Integrate
To integrate data means to find the area under a section of waveform, often relative to some non-zero baseline such as the membrane potential. The integral can be positive or negative.
- Load the file sine 4 8
There are two traces. The upper shows a 4 Hz sine wave, the lower shows an 8 Hz sine wave. Both were constructed within DataView using the built-in expression parser. We will integrate the area under the first half cycle of the sine wave in the upper trace. We know exactly what the answer should be, because the integral of the first half cycle of a sine wave is:
\begin{equation*} \int_{t=0}^{t=1/(2f)} a\sin (2 \pi f t) dt\label{eq:eqDerivAlphaBetaP} \end{equation*}
where \(a\) is the amplitude (= 1), \(f\) is the frequency (= 4 Hz) and \(t\) is the time in seconds. This has the solution \(a/(\pi f)\), which for 4 Hz is 0.079577, or, if \(t\) is expressed in milliseconds, 79.577.
- Select the Analyse: Integrate menu command to open the Measure dialog.
This is a general-purpose measurement facility that is also available through other meu commands, but it now opens with the Integral A to B option pre-selected. We need to tell the program which section of data to analyse, and the baseline value. This can be done explicitly, or by setting cursors. Initially, we will do the latter, because it is quick and flexible.
- Press the 'h' key on your keyboard to add a horizontal cursor.
- Drag it until it lines up with the first datum in the waveform, which will have a value of 0. Note that the cursor label reads "Ax 1: 0.0 Ax 2: 6.8". The first value tells us that we have set the cursor correctly (within the limits of screen accuracy).
- Press the 'v' key on your keyboard to add a vertical cursor, and drag it to the extreme left of the view. Its label should show time 0.00 ms.
- Press v again, and drag the second to a position where it crosses the horizontal cursor at the end of the first "hump" in the sine wave. The time should read aboutAs discussed later, cursor position accuracy is limited by monitor screen resolution, so you may not be able to set a cursor at exactly the position you want. 125 ms.
- Click the Measure button in the Measure dialog.
When I tried this the Measure output showed 77.0175 val.msec. This is reasonably close to the predicted analytical value, but there is still non-trivial error. The problem is that cursor time and voltage values are read from their screen locations, and these are only accurate to the nearest pixel. The problem could be minimized by expanding the view to full screen and displaying on a high-definition monitor, but it may still not be as accurate as is possible with these data. This illustrates the limitations of using the screen cursors for making precise measurements.
- Select the Measure using: time option in the Measure dialog, and set the lower time B to 125 (leaving the upper time A at 0).

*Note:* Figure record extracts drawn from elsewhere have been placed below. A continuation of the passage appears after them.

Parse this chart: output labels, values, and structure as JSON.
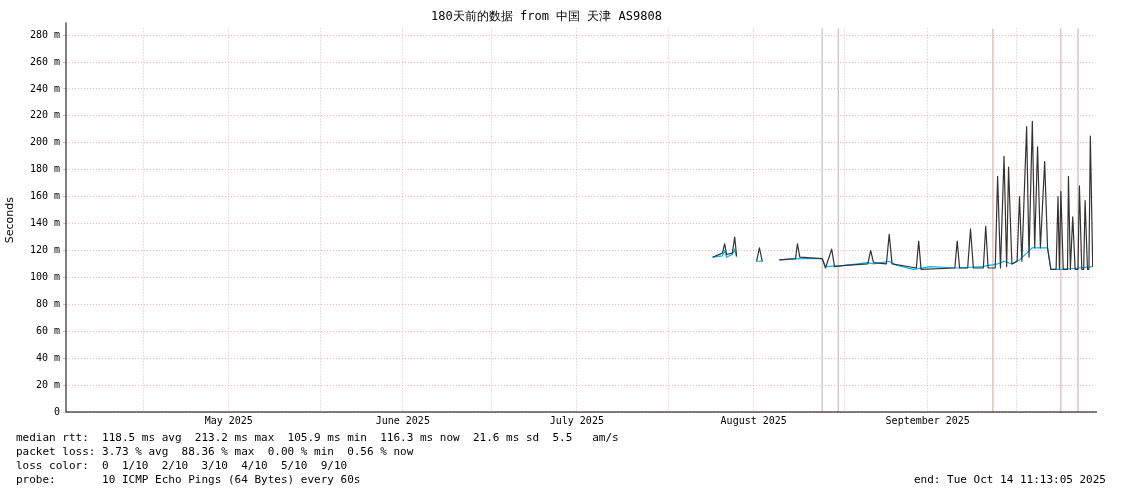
{
  "chart_data": {
    "type": "line",
    "title": "180天前的数据 from 中国 天津 AS9808",
    "ylabel": "Seconds",
    "xlim": [
      "2025-04-17T11:13",
      "2025-10-14T11:13"
    ],
    "xticks": [
      {
        "value": "2025-05-01",
        "label": null
      },
      {
        "value": "2025-05-16",
        "label": "May 2025"
      },
      {
        "value": "2025-06-01",
        "label": null
      },
      {
        "value": "2025-06-15T12:00",
        "label": "June 2025"
      },
      {
        "value": "2025-07-01",
        "label": null
      },
      {
        "value": "2025-07-16",
        "label": "July 2025"
      },
      {
        "value": "2025-08-01",
        "label": null
      },
      {
        "value": "2025-08-16",
        "label": "August 2025"
      },
      {
        "value": "2025-09-01",
        "label": null
      },
      {
        "value": "2025-09-15T12:00",
        "label": "September 2025"
      },
      {
        "value": "2025-10-01",
        "label": null
      }
    ],
    "ylim": [
      0,
      285
    ],
    "yticks": [
      {
        "value": 0,
        "label": "0"
      },
      {
        "value": 20,
        "label": "20 m"
      },
      {
        "value": 40,
        "label": "40 m"
      },
      {
        "value": 60,
        "label": "60 m"
      },
      {
        "value": 80,
        "label": "80 m"
      },
      {
        "value": 100,
        "label": "100 m"
      },
      {
        "value": 120,
        "label": "120 m"
      },
      {
        "value": 140,
        "label": "140 m"
      },
      {
        "value": 160,
        "label": "160 m"
      },
      {
        "value": 180,
        "label": "180 m"
      },
      {
        "value": 200,
        "label": "200 m"
      },
      {
        "value": 220,
        "label": "220 m"
      },
      {
        "value": 240,
        "label": "240 m"
      },
      {
        "value": 260,
        "label": "260 m"
      },
      {
        "value": 280,
        "label": "280 m"
      }
    ],
    "grid": true,
    "legend": false,
    "marker": "none",
    "line_style": "solid",
    "series": [
      {
        "color": "#333333",
        "x": [
          "2025-08-08T19:00",
          "2025-08-10T12:00",
          "2025-08-10T22:00",
          "2025-08-11T06:00",
          "2025-08-12T06:00",
          "2025-08-12T16:00",
          "2025-08-13T00:00",
          "2025-08-14T12:00",
          "2025-08-16T12:00",
          "2025-08-17T00:00",
          "2025-08-17T12:00",
          "2025-08-19T00:00",
          "2025-08-20T12:00",
          "2025-08-23T08:00",
          "2025-08-23T16:00",
          "2025-08-24T02:00",
          "2025-08-28T00:00",
          "2025-08-28T14:00",
          "2025-08-29T16:00",
          "2025-08-30T04:00",
          "2025-09-01T00:00",
          "2025-09-05T00:00",
          "2025-09-05T12:00",
          "2025-09-06T00:00",
          "2025-09-08T06:00",
          "2025-09-08T18:00",
          "2025-09-09T06:00",
          "2025-09-13T12:00",
          "2025-09-13T22:00",
          "2025-09-14T08:00",
          "2025-09-20T06:00",
          "2025-09-20T16:00",
          "2025-09-21T02:00",
          "2025-09-22T12:00",
          "2025-09-23T00:00",
          "2025-09-23T12:00",
          "2025-09-25T06:00",
          "2025-09-25T16:00",
          "2025-09-26T02:00",
          "2025-09-27T08:00",
          "2025-09-27T18:00",
          "2025-09-28T06:00",
          "2025-09-28T21:00",
          "2025-09-29T08:00",
          "2025-09-29T16:00",
          "2025-09-30T06:00",
          "2025-10-01T04:00",
          "2025-10-01T14:00",
          "2025-10-02T00:00",
          "2025-10-02T20:00",
          "2025-10-03T06:00",
          "2025-10-03T20:00",
          "2025-10-04T06:00",
          "2025-10-04T18:00",
          "2025-10-05T06:00",
          "2025-10-06T00:00",
          "2025-10-06T12:00",
          "2025-10-07T02:00",
          "2025-10-08T00:00",
          "2025-10-08T08:00",
          "2025-10-08T14:00",
          "2025-10-08T20:00",
          "2025-10-09T06:00",
          "2025-10-10T00:00",
          "2025-10-10T04:00",
          "2025-10-10T12:00",
          "2025-10-10T22:00",
          "2025-10-11T08:00",
          "2025-10-11T20:00",
          "2025-10-12T02:00",
          "2025-10-12T12:00",
          "2025-10-12T20:00",
          "2025-10-13T02:00",
          "2025-10-13T12:00",
          "2025-10-13T18:00",
          "2025-10-14T00:00",
          "2025-10-14T10:00"
        ],
        "values": [
          115,
          118,
          125,
          117,
          118,
          130,
          116,
          null,
          112,
          122,
          112,
          null,
          113,
          114,
          125,
          115,
          114,
          107,
          121,
          108,
          109,
          110,
          120,
          111,
          110,
          132,
          110,
          107,
          127,
          106,
          107,
          127,
          107,
          107,
          136,
          107,
          107,
          138,
          107,
          107,
          175,
          107,
          190,
          108,
          182,
          110,
          112,
          160,
          112,
          212,
          115,
          216,
          122,
          197,
          122,
          186,
          122,
          106,
          106,
          160,
          106,
          164,
          106,
          106,
          175,
          106,
          145,
          106,
          106,
          168,
          106,
          106,
          157,
          106,
          106,
          205,
          108
        ]
      },
      {
        "color": "#00b4ff",
        "x": [
          "2025-08-08T19:00",
          "2025-08-10T12:00",
          "2025-08-10T22:00",
          "2025-08-11T06:00",
          "2025-08-12T06:00",
          "2025-08-12T16:00",
          "2025-08-13T00:00",
          "2025-08-14T12:00",
          "2025-08-16T12:00",
          "2025-08-17T12:00",
          "2025-08-19T00:00",
          "2025-08-20T12:00",
          "2025-08-24T02:00",
          "2025-08-28T00:00",
          "2025-08-28T14:00",
          "2025-09-01T00:00",
          "2025-09-05T00:00",
          "2025-09-06T00:00",
          "2025-09-08T18:00",
          "2025-09-10T00:00",
          "2025-09-13T00:00",
          "2025-09-16T00:00",
          "2025-09-20T12:00",
          "2025-09-25T00:00",
          "2025-09-27T18:00",
          "2025-09-28T21:00",
          "2025-09-30T06:00",
          "2025-10-01T14:00",
          "2025-10-02T20:00",
          "2025-10-03T20:00",
          "2025-10-06T12:00",
          "2025-10-07T02:00",
          "2025-10-09T06:00",
          "2025-10-12T00:00",
          "2025-10-14T10:00"
        ],
        "values": [
          115,
          116,
          120,
          115,
          117,
          121,
          115,
          null,
          112,
          112,
          null,
          113,
          114,
          114,
          108,
          109,
          111,
          110,
          112,
          109,
          106,
          108,
          107,
          108,
          110,
          112,
          110,
          113,
          118,
          122,
          122,
          106,
          106,
          107,
          108
        ]
      }
    ],
    "ref_lines": [
      {
        "axis": "x",
        "value": "2025-08-28T00:00",
        "color": "#cccccc"
      },
      {
        "axis": "x",
        "value": "2025-08-30T20:00",
        "color": "#cccccc"
      },
      {
        "axis": "x",
        "value": "2025-09-26T22:00",
        "color": "#e8c0c0"
      },
      {
        "axis": "x",
        "value": "2025-10-08T20:00",
        "color": "#e8c0c0"
      },
      {
        "axis": "x",
        "value": "2025-10-11T20:00",
        "color": "#e8c0c0"
      }
    ],
    "annotations": [
      "median rtt:  118.5 ms avg  213.2 ms max  105.9 ms min  116.3 ms now  21.6 ms sd  5.5   am/s",
      "packet loss: 3.73 % avg  88.36 % max  0.00 % min  0.56 % now",
      "loss color:  0  1/10  2/10  3/10  4/10  5/10  9/10",
      "probe:       10 ICMP Echo Pings (64 Bytes) every 60s",
      "end: Tue Oct 14 11:13:05 2025"
    ]
  }
}
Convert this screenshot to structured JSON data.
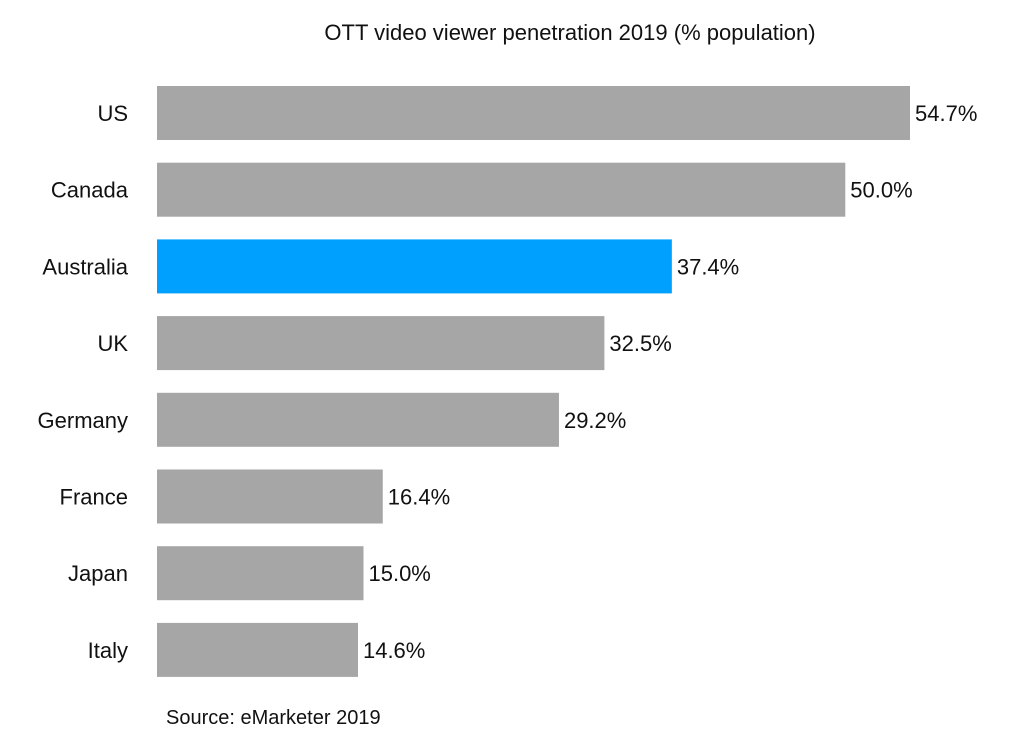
{
  "chart_data": {
    "type": "bar",
    "orientation": "horizontal",
    "title": "OTT video viewer penetration 2019 (% population)",
    "categories": [
      "US",
      "Canada",
      "Australia",
      "UK",
      "Germany",
      "France",
      "Japan",
      "Italy"
    ],
    "values": [
      54.7,
      50.0,
      37.4,
      32.5,
      29.2,
      16.4,
      15.0,
      14.6
    ],
    "data_labels": [
      "54.7%",
      "50.0%",
      "37.4%",
      "32.5%",
      "29.2%",
      "16.4%",
      "15.0%",
      "14.6%"
    ],
    "xlim": [
      0,
      54.7
    ],
    "grid": false,
    "highlight_category": "Australia",
    "colors": {
      "default": "#a6a6a6",
      "highlight": "#00a0ff"
    },
    "source": "Source: eMarketer 2019"
  }
}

This will integrate from time 0 to 125 ms, which is the first half cycle of a 4 Hz sine wave. The data will be measured directly from the file. - Select the val option for the baseline, but leave the value at 0.
- Click the Measure button.
Now the measured value is 79.5733 val.msec, which very close to the predicted value.
- As a reality check, set the trace to 2 in the Measure dialog.
- Click Measure.
The integration time now encompasses the first full cycle of the 8 Hz sine wave, and the integral is 0 val.msec, as it should be.
Real data
The cursor method may be perfectly adequate if you are measuring from real data - the innaccuracy due to pixelation may be trivial compared to that caused by inherent noise. But for greater accuracy you can set the baseline explicitly by measuring the average data value from some "silent" part of the recording outside of the perturbation whose waveform you want to integrate. And setting the time values explicitly means that the measurements are completely repeatable, whereas setting cursors "by eye" can cause variability if you measure the same data twice with different view settings and/or monitor configurations.